Rossi era deciso nell’opporsi a chi si faceva sostenitore di visioni del mondo che, ispirate in misura essenziale al pensiero di Friedrich Nietzsche e Martin Heidegger, oscillavano tra pronunciamenti di carattere nichilistico e forme varie di rifiuto della scienza e della tecnica. Visioni del mondo che a suo giudizio nascevano da una fondamentale ignoranza, da una sorta di rifiuto di principio del pensiero scientifico e di quanto quest’ultimo dà modo di comprendere circa la stessa natura umana. È semplicistico guardare al tempo come all’«eterno ritorno dell’uguale» o scorgere nell’idea di progresso nient’altro che il relitto di una visione ingenua dell’uomo e del suo rapporto con la natura. Difese le sue tesi con fermezza in una serie ininterrotta di interventi raccolti poi in libri brillanti e polemici come I ragni e le formiche. Una apologia della storia della scienza (Bologna 1986), Paragone degli ingegni moderni e postmoderni (Bologna 1989) e poi ancora Naufragi senza spettatore (Bologna 1995). Non esitando a ricorrere all’ironia, Rossi criticava i sostenitori di concezioni apocalittiche o millenaristiche. Si trattava di critiche comunque intransigenti, come quelle di cui era oggetto – e in questo caso la serrata argomentazione prevaleva sull’ironia – anche chi avversava una organica relazione tra storia e riflessione filosofica perché convinto che ciò rappresentasse un pericolo esiziale per la dignità stessa di quest’ultima. In Un altro presente. Saggi sulla storia della filosofia (Bologna 1999) Rossi ribadiva che al lavoro dello storico non può essere rimproverata la lontananza dai tempi in cui viviamo. Lo storico – sottolineava Rossi – si occupa comunque della natura umana, vive in realtà – il titolo di quel libro era preso a prestito da Giulio Preti, antico allievo di Banfi – in «un altro presente».
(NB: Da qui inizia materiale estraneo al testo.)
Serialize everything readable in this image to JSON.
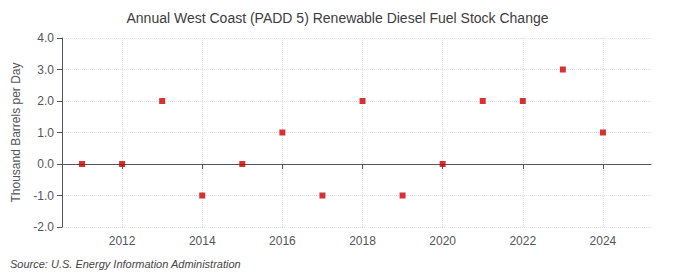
{
  "chart_data": {
    "type": "scatter",
    "title": "Annual West Coast (PADD 5) Renewable Diesel Fuel Stock Change",
    "ylabel": "Thousand Barrels per Day",
    "annotations": [
      "Source: U.S. Energy Information Administration"
    ],
    "x": [
      2011,
      2012,
      2013,
      2014,
      2015,
      2016,
      2017,
      2018,
      2019,
      2020,
      2021,
      2022,
      2023,
      2024
    ],
    "values": [
      0.0,
      0.0,
      2.0,
      -1.0,
      0.0,
      1.0,
      -1.0,
      2.0,
      -1.0,
      0.0,
      2.0,
      2.0,
      3.0,
      1.0
    ],
    "xlim": [
      2010.5,
      2025.2
    ],
    "ylim": [
      -2.0,
      4.0
    ],
    "xticks": [
      2012,
      2014,
      2016,
      2018,
      2020,
      2022,
      2024
    ],
    "yticks": [
      {
        "value": -2.0,
        "label": "-2.0"
      },
      {
        "value": -1.0,
        "label": "-1.0"
      },
      {
        "value": 0.0,
        "label": "0.0"
      },
      {
        "value": 1.0,
        "label": "1.0"
      },
      {
        "value": 2.0,
        "label": "2.0"
      },
      {
        "value": 3.0,
        "label": "3.0"
      },
      {
        "value": 4.0,
        "label": "4.0"
      }
    ],
    "color": "#cc0000",
    "marker": "square",
    "grid": true
  }
}
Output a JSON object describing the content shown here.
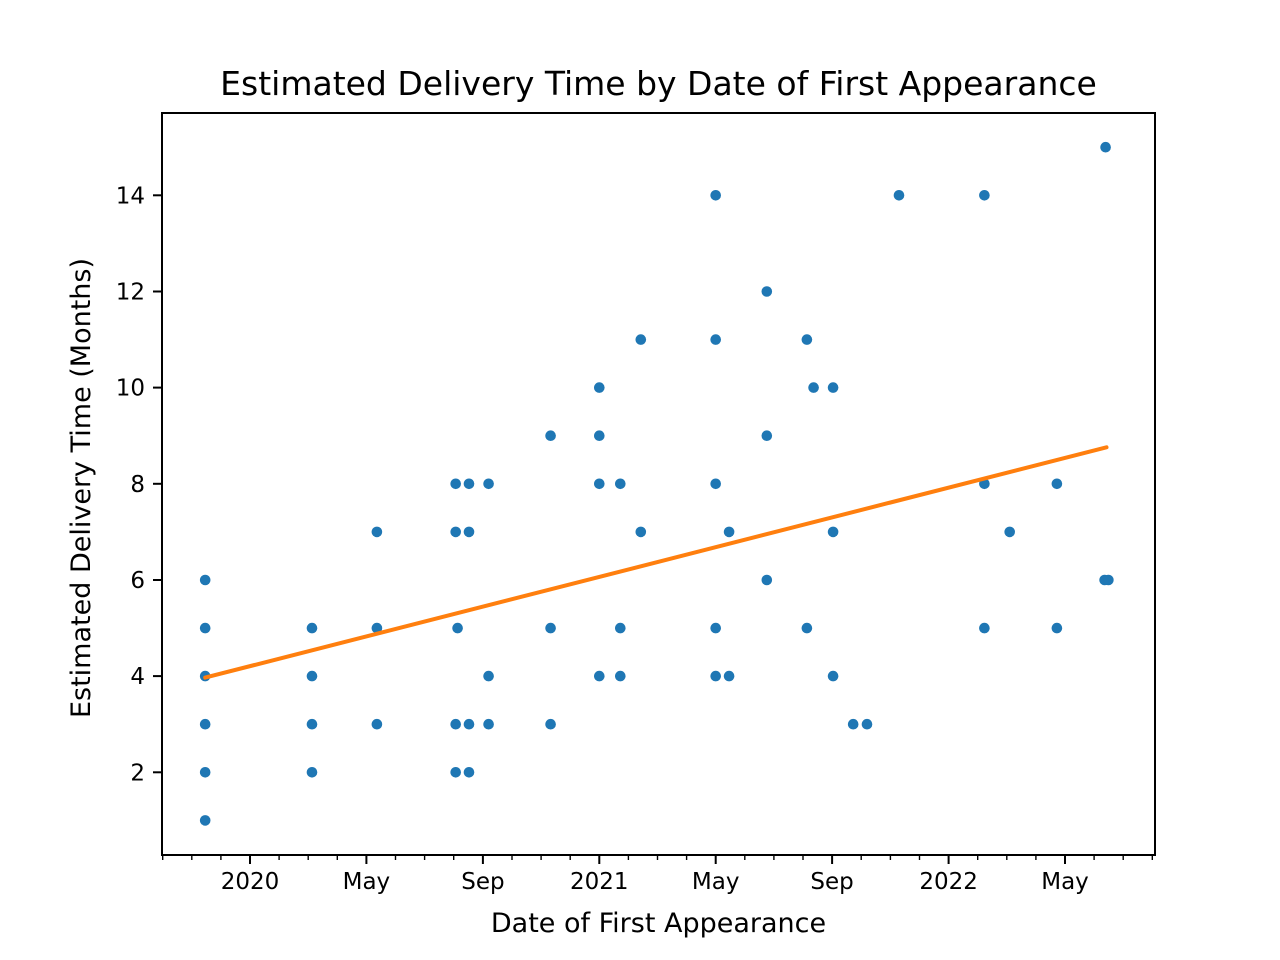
{
  "chart_data": {
    "type": "scatter",
    "title": "Estimated Delivery Time by Date of First Appearance",
    "xlabel": "Date of First Appearance",
    "ylabel": "Estimated Delivery Time (Months)",
    "grid": false,
    "legend": null,
    "colors": {
      "background": "#ffffff",
      "text": "#000000",
      "axis": "#000000",
      "marker": "#1f77b4",
      "trend": "#ff7f0e"
    },
    "x_axis": {
      "unit": "date",
      "range": [
        "2019-10-01",
        "2022-08-05"
      ],
      "major_ticks": [
        {
          "label": "2020",
          "date": "2020-01-01"
        },
        {
          "label": "May",
          "date": "2020-05-01"
        },
        {
          "label": "Sep",
          "date": "2020-09-01"
        },
        {
          "label": "2021",
          "date": "2021-01-01"
        },
        {
          "label": "May",
          "date": "2021-05-01"
        },
        {
          "label": "Sep",
          "date": "2021-09-01"
        },
        {
          "label": "2022",
          "date": "2022-01-01"
        },
        {
          "label": "May",
          "date": "2022-05-01"
        }
      ],
      "minor_ticks": {
        "every": "month",
        "start_month_offset": -3,
        "end_month_offset": 31
      }
    },
    "y_axis": {
      "range": [
        0.3,
        15.7
      ],
      "ticks": [
        2,
        4,
        6,
        8,
        10,
        12,
        14
      ]
    },
    "series": [
      {
        "name": "Estimated delivery time observations",
        "type": "scatter",
        "color": "#1f77b4",
        "marker_radius": 5.3,
        "points": [
          [
            "2019-11-15",
            1
          ],
          [
            "2019-11-15",
            2
          ],
          [
            "2019-11-15",
            3
          ],
          [
            "2019-11-15",
            4
          ],
          [
            "2019-11-15",
            5
          ],
          [
            "2019-11-15",
            6
          ],
          [
            "2020-03-05",
            2
          ],
          [
            "2020-03-05",
            3
          ],
          [
            "2020-03-05",
            4
          ],
          [
            "2020-03-05",
            5
          ],
          [
            "2020-05-12",
            3
          ],
          [
            "2020-05-12",
            5
          ],
          [
            "2020-05-12",
            7
          ],
          [
            "2020-08-03",
            2
          ],
          [
            "2020-08-03",
            3
          ],
          [
            "2020-08-03",
            7
          ],
          [
            "2020-08-03",
            8
          ],
          [
            "2020-08-05",
            5
          ],
          [
            "2020-08-17",
            2
          ],
          [
            "2020-08-17",
            3
          ],
          [
            "2020-08-17",
            7
          ],
          [
            "2020-08-17",
            8
          ],
          [
            "2020-09-07",
            3
          ],
          [
            "2020-09-07",
            4
          ],
          [
            "2020-09-07",
            8
          ],
          [
            "2020-11-11",
            3
          ],
          [
            "2020-11-11",
            5
          ],
          [
            "2020-11-11",
            9
          ],
          [
            "2021-01-01",
            4
          ],
          [
            "2021-01-01",
            8
          ],
          [
            "2021-01-01",
            9
          ],
          [
            "2021-01-01",
            10
          ],
          [
            "2021-01-23",
            4
          ],
          [
            "2021-01-23",
            5
          ],
          [
            "2021-01-23",
            8
          ],
          [
            "2021-02-14",
            7
          ],
          [
            "2021-02-14",
            11
          ],
          [
            "2021-05-01",
            4
          ],
          [
            "2021-05-01",
            5
          ],
          [
            "2021-05-01",
            8
          ],
          [
            "2021-05-01",
            11
          ],
          [
            "2021-05-01",
            14
          ],
          [
            "2021-05-15",
            4
          ],
          [
            "2021-05-15",
            7
          ],
          [
            "2021-06-24",
            6
          ],
          [
            "2021-06-24",
            9
          ],
          [
            "2021-06-24",
            12
          ],
          [
            "2021-08-05",
            5
          ],
          [
            "2021-08-05",
            11
          ],
          [
            "2021-08-12",
            10
          ],
          [
            "2021-09-02",
            4
          ],
          [
            "2021-09-02",
            7
          ],
          [
            "2021-09-02",
            10
          ],
          [
            "2021-09-23",
            3
          ],
          [
            "2021-10-07",
            3
          ],
          [
            "2021-11-10",
            14
          ],
          [
            "2022-02-08",
            5
          ],
          [
            "2022-02-08",
            8
          ],
          [
            "2022-02-08",
            14
          ],
          [
            "2022-03-04",
            7
          ],
          [
            "2022-04-23",
            5
          ],
          [
            "2022-04-23",
            8
          ],
          [
            "2022-06-12",
            6
          ],
          [
            "2022-06-16",
            6
          ],
          [
            "2022-06-13",
            15
          ]
        ]
      },
      {
        "name": "Trend line",
        "type": "line",
        "color": "#ff7f0e",
        "line_width": 4,
        "points": [
          [
            "2019-11-15",
            3.97
          ],
          [
            "2022-06-14",
            8.76
          ]
        ]
      }
    ]
  }
}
Molti degli ultimi scritti e interventi di Paolo Rossi (Bambini, sogni, furori, Milano 2002; Speranze, Bologna 2008; Un breve viaggio e altre storie, Milano 2012) erano rivolti a un pubblico ben più vasto della comunità degli addetti ai lavori, con il proposito – poi felicemente confermato dal successo editoriale – di difendere le ragioni di una cultura realmente illuministica nel contemporaneo esercizio della critica e della tolleranza e nell’attenzione per tutto ciò che i saperi scientifici danno modo di apprendere circa la natura umana. Ma non fu solo in questa direzione che, nei suoi ultimi anni, Rossi spese le sue energie. Fu ancora l’intreccio di magia e scienza – che segna l’inizio della modernità e lo stesso avviarsi della rivoluzione scientifica del XVI secolo – a essere oggetto di nuove indagini, che riprendevano e sviluppavano, ponendo stavolta al centro della discussione Giordano Bruno, quanto già in precedenza messo in luce intorno alla tradizione ermetica. In Il tempo dei maghi. Rinascimento e modernità (Milano 2006) Rossi tornò così – in una densa premessa intitolata Sulla magia e sulla scienza – a ricordare che la constatazione del dato di fatto rappresentato dal darsi di quell’intreccio non può essere strumentalmente enfatizzata, con il fine più o meno confessato di contestare ogni plausibilità alla conoscenza scientifica.
Accademico dei Lincei e membro della Academia Europaea, Rossi fu insignito nel 1985 con la Sarton Medal della American History of science Society e, nel 2009, ricevette il prestigioso premio Balzan.
Morì a Firenze il 14 gennaio 2012.
Fonti e Bibl.: F. Abbri - M. Segala, Segni e percorsi della modernità. Studi in onore di P. R. Con la bibliografia di P. R., Arezzo 2000; F. Abbri, Obituary. P. R.: 30 december 1923-14 january 2012, in Nuncius. Journal of the material and visual history of science, XXVII (2012), 1, pp. 1-10; A. Pagnini, Ricordo di P. R., in Iride, XXV (2012), n. 66, pp. 209-214; P. R., un maestro, con premessa di M. Ciliberto, Pisa 2013.